Foto: LUIS ROBAYO/AFP
"Todos estão piores", diz a manchete de um noticiário. "Comprar sorvete, um luxo", diz outro canal. Os argentinos vivem dias de "terror" devido à disparada dos preços, enquanto o Congresso discute dois gigantescos pacotes de reformas que os deixam "atordoados".
Javier Formoso, de 45 anos, é um deles. “Esperança? Nenhuma. Pelo que começamos a ver, agora começa o terror”, disse, ao caminhar por uma feira de bairro em Buenos Aires.
As medidas discutidas no Congresso? “Já não entendo mais nada”, respondeu Formoso, dando de ombros. “É um ‘salve-se quem puder’.”
O presidente argentino, o ultraliberal Javier Milei, assumiu o governo há mais de um mês esperando enfrentar a inflação com base em dois grandes projetos: um megadecreto e a chamada “Lei Ómnibus”.
Os dois pacotes, juntos, somam mais de mil medidas que buscam revolucionar o sistema econômico argentino levando a ideia do livre mercado a praticamente todos os âmbitos. As normas regulam temas muito variados, como o lítio, o divórcio, a revenda de entradas para grandes espetáculos e as togas dos juízes.
A multiplicidade de regulações gerou também uma infinidade de memes e brincadeiras, como a de um rádio que recentemente “promulgava” a revogação do despertador das 7h da manhã.
O megadecreto está em vigor enquanto não é rejeitado por uma das câmaras do Congresso, e é também alvo de diversos recursos que o acusam de ser inconstitucional.
O projeto da Lei Ómnibus, por sua vez, está sendo discutido a nível das comissões parlamentares e pode ser votado na Câmara de Deputados na próxima semana.
O debate de ambas as iniciativas gera “uma cascata de informações”, afirmou à AFP Belén Amadeo, cientista política da Universidade de Buenos Aires.

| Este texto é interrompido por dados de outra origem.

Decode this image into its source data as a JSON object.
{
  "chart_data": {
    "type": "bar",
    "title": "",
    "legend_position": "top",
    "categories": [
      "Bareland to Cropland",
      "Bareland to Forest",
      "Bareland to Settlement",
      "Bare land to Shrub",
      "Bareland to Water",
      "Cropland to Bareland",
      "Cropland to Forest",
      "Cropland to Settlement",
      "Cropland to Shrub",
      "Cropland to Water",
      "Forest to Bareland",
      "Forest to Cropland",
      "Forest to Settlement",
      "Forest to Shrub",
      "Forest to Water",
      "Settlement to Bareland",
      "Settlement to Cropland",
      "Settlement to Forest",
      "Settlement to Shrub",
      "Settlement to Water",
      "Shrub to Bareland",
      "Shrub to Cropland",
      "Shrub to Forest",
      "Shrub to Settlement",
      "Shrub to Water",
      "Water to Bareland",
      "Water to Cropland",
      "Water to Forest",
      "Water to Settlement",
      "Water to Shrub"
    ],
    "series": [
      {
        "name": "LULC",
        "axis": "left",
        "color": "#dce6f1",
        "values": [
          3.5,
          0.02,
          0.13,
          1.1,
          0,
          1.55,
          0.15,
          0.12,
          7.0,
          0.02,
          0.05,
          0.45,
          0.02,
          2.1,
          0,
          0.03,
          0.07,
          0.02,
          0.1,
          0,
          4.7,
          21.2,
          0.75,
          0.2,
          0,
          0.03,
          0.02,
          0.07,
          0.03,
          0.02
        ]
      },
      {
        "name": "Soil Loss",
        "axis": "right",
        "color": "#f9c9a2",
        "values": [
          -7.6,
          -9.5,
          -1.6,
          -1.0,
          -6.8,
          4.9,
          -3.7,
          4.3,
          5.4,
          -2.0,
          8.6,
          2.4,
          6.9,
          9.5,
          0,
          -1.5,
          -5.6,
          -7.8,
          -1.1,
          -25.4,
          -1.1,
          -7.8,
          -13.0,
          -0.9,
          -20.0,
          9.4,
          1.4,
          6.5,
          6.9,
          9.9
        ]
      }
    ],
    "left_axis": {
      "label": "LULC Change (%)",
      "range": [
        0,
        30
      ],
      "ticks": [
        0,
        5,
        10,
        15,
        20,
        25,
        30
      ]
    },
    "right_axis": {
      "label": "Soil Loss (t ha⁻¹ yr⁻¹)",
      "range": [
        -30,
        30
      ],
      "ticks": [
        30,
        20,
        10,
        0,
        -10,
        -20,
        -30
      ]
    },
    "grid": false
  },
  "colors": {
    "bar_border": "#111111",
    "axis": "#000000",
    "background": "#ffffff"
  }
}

E, como, resultado, “há um enorme ruído, um enorme atordoamento ao redor dessas questões, que não está colaborando para que o cidadão médio entenda realmente o que está acontecendo”.
O Congresso e a rua
O constitucionalista Félix Lonigro criticou a extensão do Decreto de Necessidade e Urgência (DNU), apesar de concordar com ele, em parte, porque considera muitas de suas medidas banais.
“Chama minha atenção como Milei acredita que algumas coisas possam ser tão urgente, como a reforma dos clubes de futebol. Acredito que tenha a ver com o personagem, com sua intemperança, sua ansiedade, que se traduz na gestão do governo”, comentou à AFP.
O mesmo pode-se dizer da Lei Ómnibus, cujo trâmite supostamente urgente pode levar semanas ou meses.
E enquanto tudo isso é discutido entre as paredes do Congresso, os noticiários dedicam grande parte de seu espaço a relatar a perda do poder aquisitivo dos argentinos.
Exibem cenas de supermercados, açougues e farmácias, com zooms nos preços dos produtos, e informam as diferenças nos preços das bolas de praias e dos alfajores.
“A única coisa que as pessoas entendem é que os preços estão subindo; todos os demais debates não são entendidos. Querem saber em quanto a alface vai subir, quanto vão pagar de aluguel, quando vai subir o gás, o telefone, a luz”, disse Amadeo.
“A necessidade econômica é muito grande e a instabilidade social e sobretudo a instabilidade emocional é grande”, acrescentou a especialista.
“Temos que resistir”
O próprio Milei contribuiu para essa desilusão ao dizer que os frutos de seu ajuste "serão vistos em 15 anos".
Para começar, desvalorizou a taxa de câmbio oficial em mais de 50%.
A inflação de dezembro é histórica: 25,5%, com um acumulado interanual de 211,4%, o mais alto desde junho de 1991 (200,7%), confirmou o órgão oficial de estatísticas Indec à AFP.
A inflação gerada desde dezembro provocou uma queda de 20,3% nos salários, segundo um relatório da Central de Trabalhadores da Argentina.
Isso significa que, por exemplo, "duas em cada dez pessoas não estão comprando seus medicamentos" devido aos aumentos, afirmou na quinta-feira o ministro da Saúde da província de Buenos Aires, Nicolás Kreplak.
Porém, isso não representa automaticamente uma queda na popularidade de Milei. De acordo com a consultoria Analogías, 49,4% dos argentinos têm uma imagem positiva do presidente, contra 44,8% de imagem negativa, na pesquisa com 2.542 entrevistados em janeiro.
Na mesma feira onde Formoso lamentava, a aposentada Lucrecia Rossi, de 73 anos, preferia ter paciência. "Temos que resistir. Porque é um desconhecido que assumiu", disse à AFP referindo-se a Milei. "Parece que ele tem boa vontade, vamos ver."